- The Washington Times - Friday, July 18, 2008

ST. LOUIS (AP) | Debbie Halcomb unpacked boxes as she moved back into her flood-damaged home, but worried that her damp carpet harbors mold.

She enjoys the normally tranquil setting of Winfield, a community about three miles from the Mississippi River. But she’s had enough. She’s hoping for a government buyout so she can move to higher ground.

“I don’t know if I can take another flood,” Ms. Halcomb said.

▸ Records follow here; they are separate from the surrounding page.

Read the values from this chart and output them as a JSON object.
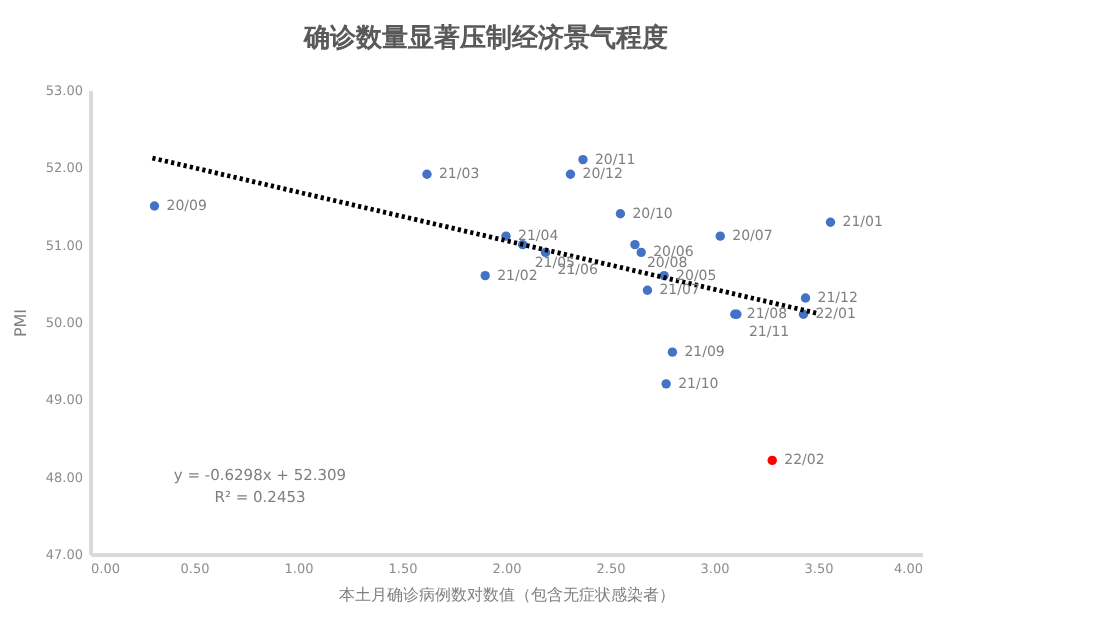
{
  "chart_data": {
    "type": "scatter",
    "title": "确诊数量显著压制经济景气程度",
    "xlabel": "本土月确诊病例数对数值（包含无症状感染者）",
    "ylabel": "PMI",
    "series": [
      {
        "color": "#4472c4",
        "x": [
          2.76,
          2.65,
          3.03,
          2.62,
          0.31,
          2.55,
          2.37,
          2.31,
          3.56,
          1.9,
          1.62,
          2.0,
          2.08,
          2.19,
          2.68,
          3.1,
          2.8,
          2.77,
          3.11,
          3.44,
          3.43
        ],
        "values": [
          50.6,
          50.9,
          51.11,
          51.0,
          51.5,
          51.4,
          52.1,
          51.91,
          51.29,
          50.6,
          51.91,
          51.11,
          51.0,
          50.9,
          50.41,
          50.1,
          49.61,
          49.2,
          50.1,
          50.31,
          50.1
        ]
      },
      {
        "color": "#ff0000",
        "x": [
          3.28
        ],
        "values": [
          48.21
        ]
      },
      {
        "type": "line",
        "color": "#000000",
        "marker": "none",
        "line_style": "dotted",
        "x": [
          0.3,
          3.5
        ],
        "values": [
          52.12,
          50.11
        ]
      }
    ],
    "xlim": [
      0,
      4
    ],
    "ylim": [
      47,
      53
    ],
    "xticks": [
      {
        "value": 0,
        "label": "0.00"
      },
      {
        "value": 0.5,
        "label": "0.50"
      },
      {
        "value": 1,
        "label": "1.00"
      },
      {
        "value": 1.5,
        "label": "1.50"
      },
      {
        "value": 2,
        "label": "2.00"
      },
      {
        "value": 2.5,
        "label": "2.50"
      },
      {
        "value": 3,
        "label": "3.00"
      },
      {
        "value": 3.5,
        "label": "3.50"
      },
      {
        "value": 4,
        "label": "4.00"
      }
    ],
    "yticks": [
      {
        "value": 47,
        "label": "47.00"
      },
      {
        "value": 48,
        "label": "48.00"
      },
      {
        "value": 49,
        "label": "49.00"
      },
      {
        "value": 50,
        "label": "50.00"
      },
      {
        "value": 51,
        "label": "51.00"
      },
      {
        "value": 52,
        "label": "52.00"
      },
      {
        "value": 53,
        "label": "53.00"
      }
    ],
    "annotations": [
      "y = -0.6298x + 52.309",
      "R² = 0.2453",
      {
        "text": "20/05",
        "x": 2.76,
        "y": 50.6
      },
      {
        "text": "20/06",
        "x": 2.65,
        "y": 50.9
      },
      {
        "text": "20/07",
        "x": 3.03,
        "y": 51.11
      },
      {
        "text": "20/08",
        "x": 2.62,
        "y": 51.0
      },
      {
        "text": "20/09",
        "x": 0.31,
        "y": 51.5
      },
      {
        "text": "20/10",
        "x": 2.55,
        "y": 51.4
      },
      {
        "text": "20/11",
        "x": 2.37,
        "y": 52.1
      },
      {
        "text": "20/12",
        "x": 2.31,
        "y": 51.91
      },
      {
        "text": "21/01",
        "x": 3.56,
        "y": 51.29
      },
      {
        "text": "21/02",
        "x": 1.9,
        "y": 50.6
      },
      {
        "text": "21/03",
        "x": 1.62,
        "y": 51.91
      },
      {
        "text": "21/04",
        "x": 2.0,
        "y": 51.11
      },
      {
        "text": "21/05",
        "x": 2.08,
        "y": 51.0
      },
      {
        "text": "21/06",
        "x": 2.19,
        "y": 50.9
      },
      {
        "text": "21/07",
        "x": 2.68,
        "y": 50.41
      },
      {
        "text": "21/08",
        "x": 3.1,
        "y": 50.1
      },
      {
        "text": "21/09",
        "x": 2.8,
        "y": 49.61
      },
      {
        "text": "21/10",
        "x": 2.77,
        "y": 49.2
      },
      {
        "text": "21/11",
        "x": 3.11,
        "y": 50.1
      },
      {
        "text": "21/12",
        "x": 3.44,
        "y": 50.31
      },
      {
        "text": "22/01",
        "x": 3.43,
        "y": 50.1
      },
      {
        "text": "22/02",
        "x": 3.28,
        "y": 48.21
      }
    ],
    "marker": "circle",
    "grid": false
  }
}
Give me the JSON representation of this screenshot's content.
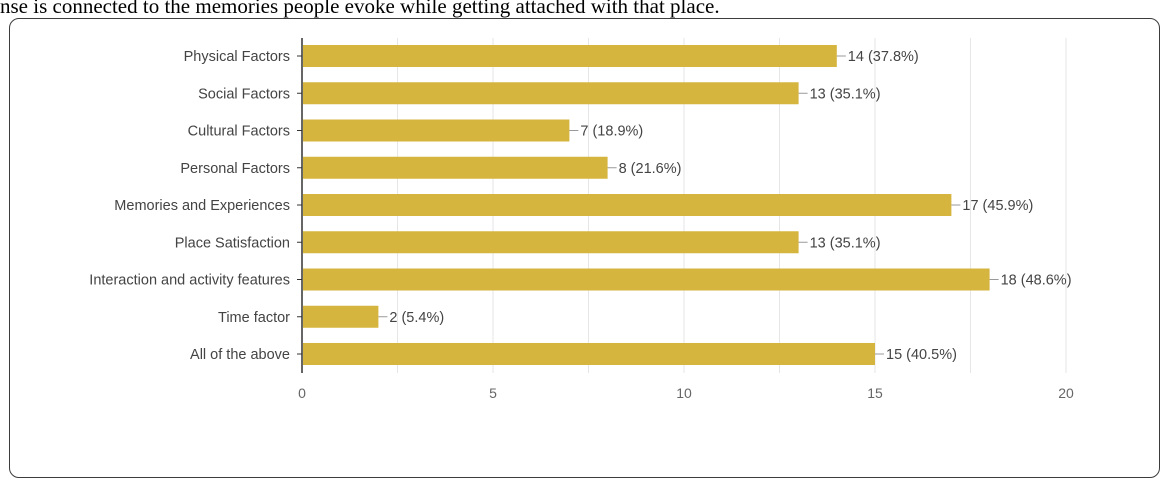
{
  "caption": "nse is connected to the memories people evoke while getting attached with that place.",
  "colors": {
    "bar": "#d6b53f",
    "grid": "#e6e6e6",
    "axis": "#333333",
    "frame": "#3c3c3c",
    "leader": "#999999"
  },
  "chart_data": {
    "type": "bar",
    "orientation": "horizontal",
    "categories": [
      "Physical Factors",
      "Social Factors",
      "Cultural Factors",
      "Personal Factors",
      "Memories and Experiences",
      "Place Satisfaction",
      "Interaction and activity features",
      "Time factor",
      "All of the above"
    ],
    "values": [
      14,
      13,
      7,
      8,
      17,
      13,
      18,
      2,
      15
    ],
    "labels": [
      "14 (37.8%)",
      "13 (35.1%)",
      "7 (18.9%)",
      "8 (21.6%)",
      "17 (45.9%)",
      "13 (35.1%)",
      "18 (48.6%)",
      "2 (5.4%)",
      "15 (40.5%)"
    ],
    "xlim": [
      0,
      20
    ],
    "xticks": [
      0,
      5,
      10,
      15,
      20
    ],
    "xtick_labels": [
      "0",
      "5",
      "10",
      "15",
      "20"
    ],
    "grid": true,
    "legend": "none"
  }
}
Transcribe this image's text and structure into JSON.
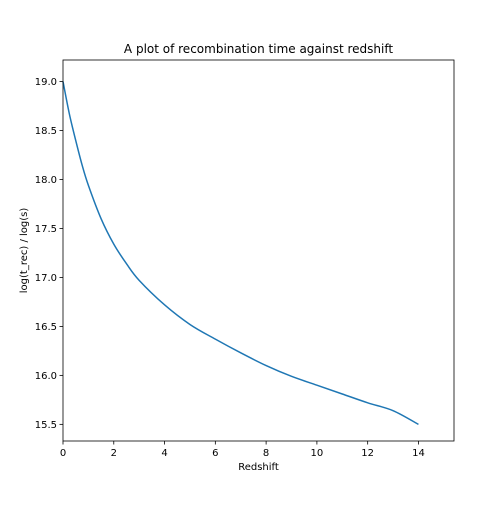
{
  "chart_data": {
    "type": "line",
    "title": "A plot of recombination time against redshift",
    "xlabel": "Redshift",
    "ylabel": "log(t_rec) / log(s)",
    "xlim": [
      0,
      15.4
    ],
    "ylim": [
      15.33,
      19.22
    ],
    "xticks": [
      0,
      2,
      4,
      6,
      8,
      10,
      12,
      14
    ],
    "xtick_labels": [
      "0",
      "2",
      "4",
      "6",
      "8",
      "10",
      "12",
      "14"
    ],
    "yticks": [
      15.5,
      16.0,
      16.5,
      17.0,
      17.5,
      18.0,
      18.5,
      19.0
    ],
    "ytick_labels": [
      "15.5",
      "16.0",
      "16.5",
      "17.0",
      "17.5",
      "18.0",
      "18.5",
      "19.0"
    ],
    "grid": false,
    "series": [
      {
        "color": "#1f77b4",
        "x": [
          0,
          0.25,
          0.5,
          0.75,
          1,
          1.5,
          2,
          2.5,
          3,
          4,
          5,
          6,
          7,
          8,
          9,
          10,
          11,
          12,
          13,
          14
        ],
        "y": [
          19.0,
          18.67,
          18.4,
          18.15,
          17.94,
          17.6,
          17.34,
          17.14,
          16.97,
          16.72,
          16.52,
          16.37,
          16.23,
          16.1,
          15.99,
          15.9,
          15.81,
          15.72,
          15.64,
          15.5
        ]
      }
    ]
  }
}
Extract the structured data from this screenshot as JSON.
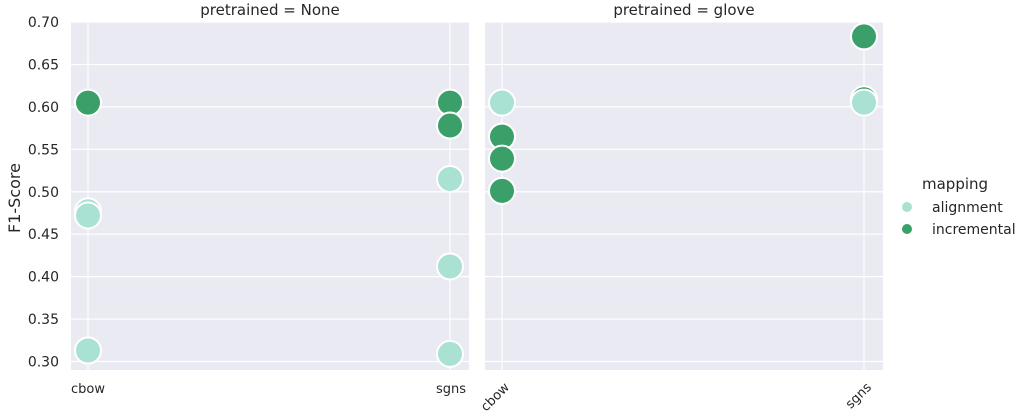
{
  "chart_data": {
    "type": "scatter",
    "ylabel": "F1-Score",
    "ylim": [
      0.29,
      0.7
    ],
    "yticks": [
      "0.30",
      "0.35",
      "0.40",
      "0.45",
      "0.50",
      "0.55",
      "0.60",
      "0.65",
      "0.70"
    ],
    "categories": [
      "cbow",
      "sgns"
    ],
    "grid": true,
    "legend": {
      "title": "mapping",
      "placement": "right",
      "entries": [
        {
          "label": "alignment",
          "color": "#a9e1d2"
        },
        {
          "label": "incremental",
          "color": "#3a9f69"
        }
      ]
    },
    "panels": [
      {
        "title": "pretrained = None",
        "xtick_rotation": 0,
        "series": [
          {
            "name": "alignment",
            "points": [
              {
                "x": "cbow",
                "y": 0.477
              },
              {
                "x": "cbow",
                "y": 0.472
              },
              {
                "x": "cbow",
                "y": 0.313
              },
              {
                "x": "sgns",
                "y": 0.515
              },
              {
                "x": "sgns",
                "y": 0.412
              },
              {
                "x": "sgns",
                "y": 0.309
              }
            ]
          },
          {
            "name": "incremental",
            "points": [
              {
                "x": "cbow",
                "y": 0.605
              },
              {
                "x": "sgns",
                "y": 0.605
              },
              {
                "x": "sgns",
                "y": 0.578
              }
            ]
          }
        ]
      },
      {
        "title": "pretrained = glove",
        "xtick_rotation": -45,
        "series": [
          {
            "name": "incremental",
            "points": [
              {
                "x": "cbow",
                "y": 0.565
              },
              {
                "x": "cbow",
                "y": 0.539
              },
              {
                "x": "cbow",
                "y": 0.501
              },
              {
                "x": "sgns",
                "y": 0.683
              },
              {
                "x": "sgns",
                "y": 0.609
              }
            ]
          },
          {
            "name": "alignment",
            "points": [
              {
                "x": "cbow",
                "y": 0.605
              },
              {
                "x": "sgns",
                "y": 0.605
              }
            ]
          }
        ]
      }
    ]
  }
}
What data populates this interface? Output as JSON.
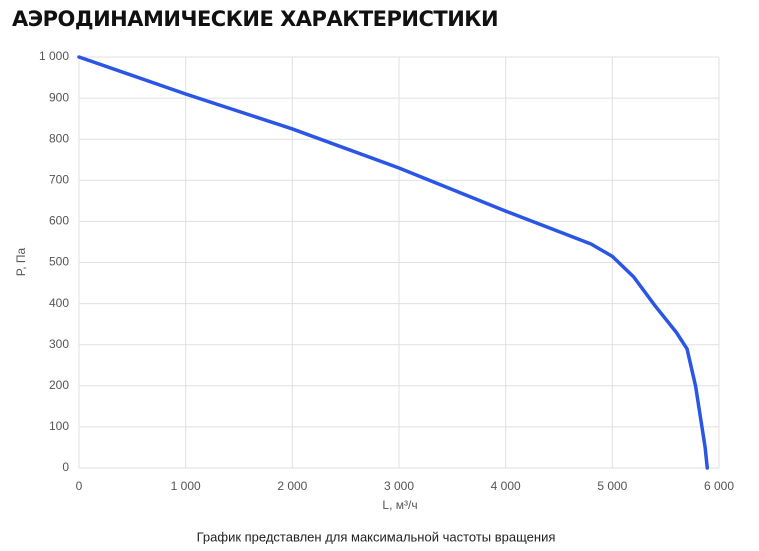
{
  "chart_data": {
    "type": "line",
    "title": "АЭРОДИНАМИЧЕСКИЕ ХАРАКТЕРИСТИКИ",
    "x_label": "L, м³/ч",
    "y_label": "P, Па",
    "note": "График представлен для максимальной частоты вращения",
    "x": [
      0,
      1000,
      2000,
      3000,
      4000,
      4500,
      4800,
      5000,
      5200,
      5400,
      5600,
      5700,
      5780,
      5840,
      5870,
      5890
    ],
    "series": [
      {
        "name": "P",
        "color": "#2a55e5",
        "values": [
          1000,
          910,
          825,
          730,
          625,
          575,
          545,
          515,
          465,
          395,
          330,
          290,
          200,
          100,
          50,
          0
        ]
      }
    ],
    "xlim": [
      0,
      6000
    ],
    "xticks": [
      0,
      {
        "value": 1000,
        "label": "1 000"
      },
      {
        "value": 2000,
        "label": "2 000"
      },
      {
        "value": 3000,
        "label": "3 000"
      },
      {
        "value": 4000,
        "label": "4 000"
      },
      {
        "value": 5000,
        "label": "5 000"
      },
      {
        "value": 6000,
        "label": "6 000"
      }
    ],
    "ylim": [
      0,
      1000
    ],
    "yticks": [
      0,
      100,
      200,
      300,
      400,
      500,
      600,
      700,
      800,
      900,
      {
        "value": 1000,
        "label": "1 000"
      }
    ],
    "grid": true
  }
}
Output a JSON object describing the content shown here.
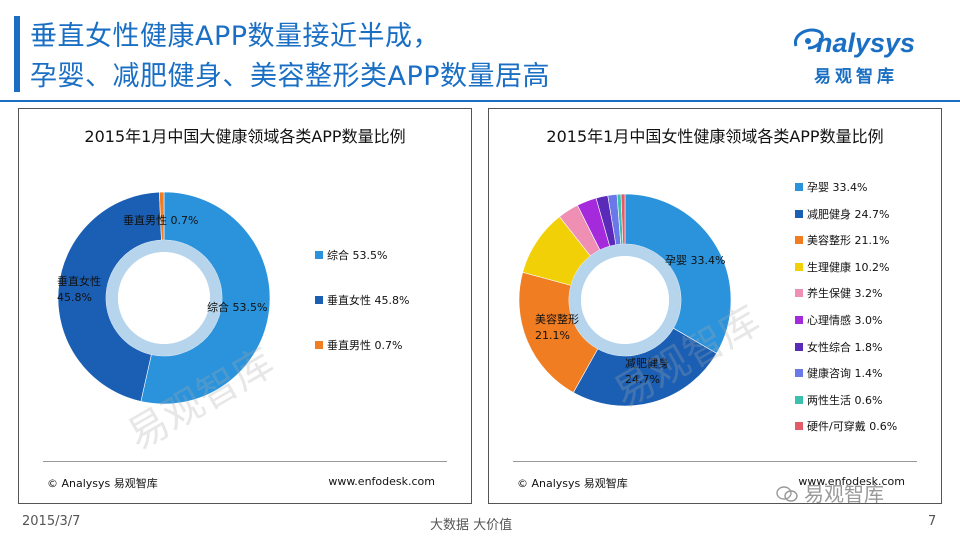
{
  "header": {
    "title_line1": "垂直女性健康APP数量接近半成，",
    "title_line2": "孕婴、减肥健身、美容整形类APP数量居高"
  },
  "logo": {
    "brand_en": "nalysys",
    "brand_cn": "易观智库"
  },
  "watermark": {
    "text_left": "易观智库",
    "text_right": "易观智库"
  },
  "left_panel": {
    "source": "© Analysys 易观智库",
    "url": "www.enfodesk.com"
  },
  "right_panel": {
    "source": "© Analysys 易观智库",
    "url": "www.enfodesk.com"
  },
  "footer": {
    "date": "2015/3/7",
    "slogan": "大数据    大价值",
    "page_number": "7",
    "wechat_label": "易观智库"
  },
  "colors": {
    "accent": "#1a6fc4",
    "inner_ring": "#a9cde9"
  },
  "chart_data": [
    {
      "type": "pie",
      "title": "2015年1月中国大健康领域各类APP数量比例",
      "categories": [
        "综合",
        "垂直女性",
        "垂直男性"
      ],
      "values": [
        53.5,
        45.8,
        0.7
      ],
      "value_labels": [
        "53.5%",
        "45.8%",
        "0.7%"
      ],
      "colors": [
        "#2a93dc",
        "#1a5fb4",
        "#f07d22"
      ],
      "legend_labels": [
        "综合 53.5%",
        "垂直女性 45.8%",
        "垂直男性 0.7%"
      ],
      "legend_placement": "right",
      "donut": true
    },
    {
      "type": "pie",
      "title": "2015年1月中国女性健康领域各类APP数量比例",
      "categories": [
        "孕婴",
        "减肥健身",
        "美容整形",
        "生理健康",
        "养生保健",
        "心理情感",
        "女性综合",
        "健康咨询",
        "两性生活",
        "硬件/可穿戴"
      ],
      "values": [
        33.4,
        24.7,
        21.1,
        10.2,
        3.2,
        3.0,
        1.8,
        1.4,
        0.6,
        0.6
      ],
      "value_labels": [
        "33.4%",
        "24.7%",
        "21.1%",
        "10.2%",
        "3.2%",
        "3.0%",
        "1.8%",
        "1.4%",
        "0.6%",
        "0.6%"
      ],
      "colors": [
        "#2a93dc",
        "#1a5fb4",
        "#f07d22",
        "#f2d007",
        "#ef8fb4",
        "#a52adc",
        "#5a2ab8",
        "#6a78e8",
        "#3cbfae",
        "#e35b6a"
      ],
      "legend_labels": [
        "孕婴 33.4%",
        "减肥健身 24.7%",
        "美容整形 21.1%",
        "生理健康 10.2%",
        "养生保健 3.2%",
        "心理情感 3.0%",
        "女性综合 1.8%",
        "健康咨询 1.4%",
        "两性生活 0.6%",
        "硬件/可穿戴 0.6%"
      ],
      "legend_placement": "right",
      "donut": true
    }
  ]
}
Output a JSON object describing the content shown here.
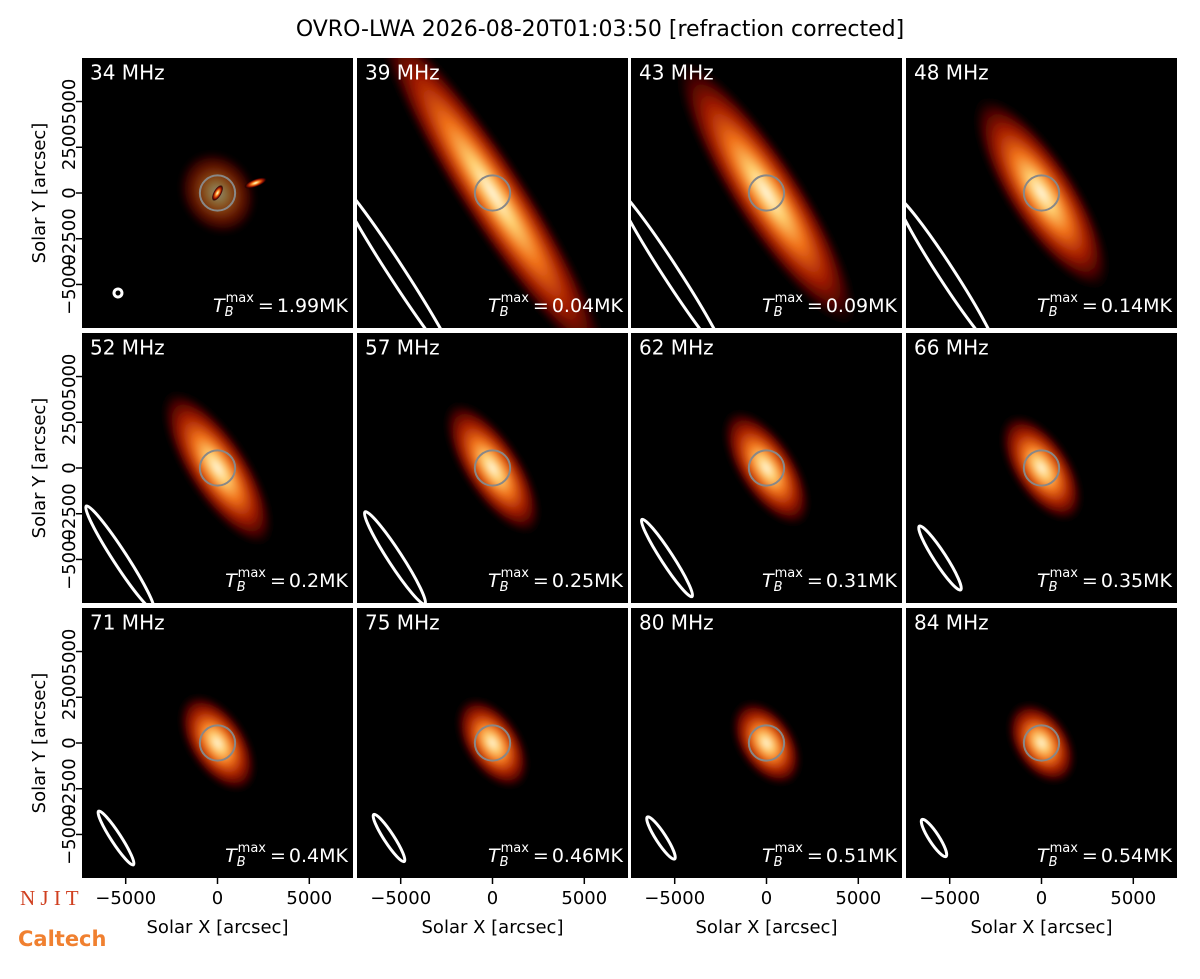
{
  "chart_data": {
    "type": "image-grid",
    "title": "OVRO-LWA 2026-08-20T01:03:50 [refraction corrected]",
    "x_label": "Solar X [arcsec]",
    "y_label": "Solar Y [arcsec]",
    "xlim": [
      -7380,
      7380
    ],
    "ylim": [
      -7380,
      7380
    ],
    "xticks": [
      {
        "value": -5000,
        "label": "−5000"
      },
      0,
      5000
    ],
    "yticks": [
      {
        "value": -5000,
        "label": "−5000"
      },
      {
        "value": -2500,
        "label": "−2500"
      },
      0,
      2500,
      5000
    ],
    "tmax_label": {
      "symbol": "T",
      "sub": "B",
      "sup": "max",
      "sign": "="
    },
    "panels": [
      {
        "freq": "34 MHz",
        "tmax": "1.99MK"
      },
      {
        "freq": "39 MHz",
        "tmax": "0.04MK"
      },
      {
        "freq": "43 MHz",
        "tmax": "0.09MK"
      },
      {
        "freq": "48 MHz",
        "tmax": "0.14MK"
      },
      {
        "freq": "52 MHz",
        "tmax": "0.2MK"
      },
      {
        "freq": "57 MHz",
        "tmax": "0.25MK"
      },
      {
        "freq": "62 MHz",
        "tmax": "0.31MK"
      },
      {
        "freq": "66 MHz",
        "tmax": "0.35MK"
      },
      {
        "freq": "71 MHz",
        "tmax": "0.4MK"
      },
      {
        "freq": "75 MHz",
        "tmax": "0.46MK"
      },
      {
        "freq": "80 MHz",
        "tmax": "0.51MK"
      },
      {
        "freq": "84 MHz",
        "tmax": "0.54MK"
      }
    ],
    "logos": [
      "N J I T",
      "Caltech"
    ]
  }
}
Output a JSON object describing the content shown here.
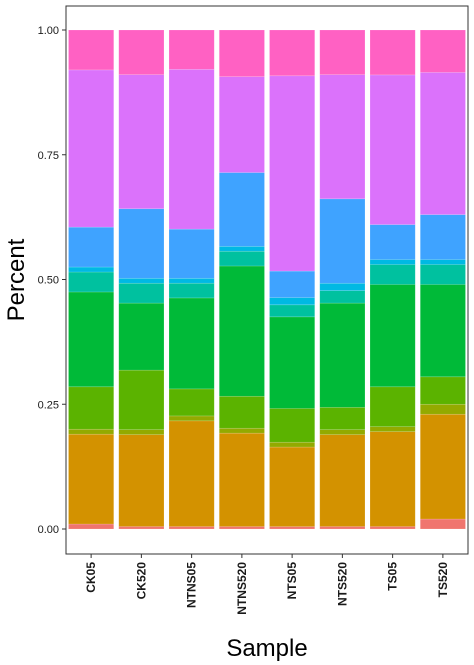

After the Great Flood of 1993, thousands of properties in flood plains around the Midwest were bought out by the government. Now, weeks after the latest massive flood, buyouts are again being considered in at least five states - Missouri, Iowa, Wisconsin, Indiana and Illinois.

Residents in areas that qualify can choose to sell their properties to their city or county, with 75 percent of the costs paid by the Federal Emergency Management Agency (FEMA).

Communities that use FEMA dollars agree to demolish structures on the properties and not develop the land, except for recreational use such as parks.

More than a half-dozen Iowa communities are likely to consider buyouts, said Brett Voorhees, spokesman for Iowa Homeland Security and Emergency Management. The state won’t know which communities will apply for funding until Sept. 12 when notices of interest are due.

Mr. Voorhees said it will be months before officials know how much money FEMA will provide. Typically, there’s not enough for all buyouts.

“It’s a very competitive process,” he said.

Officials in Des Moines, Iowa, are moving ahead with a buyout plan for a neighborhood north of downtown called Birdland Park. They intend to request $1.2 million from FEMA to buy up to 20 homes damaged when the Des Moines River breached a levee in June.

In southeastern Iowa, 400 residents of Oakville are still considering their options. Last month, the Iowa River broke through a levee and inundated nearly every building.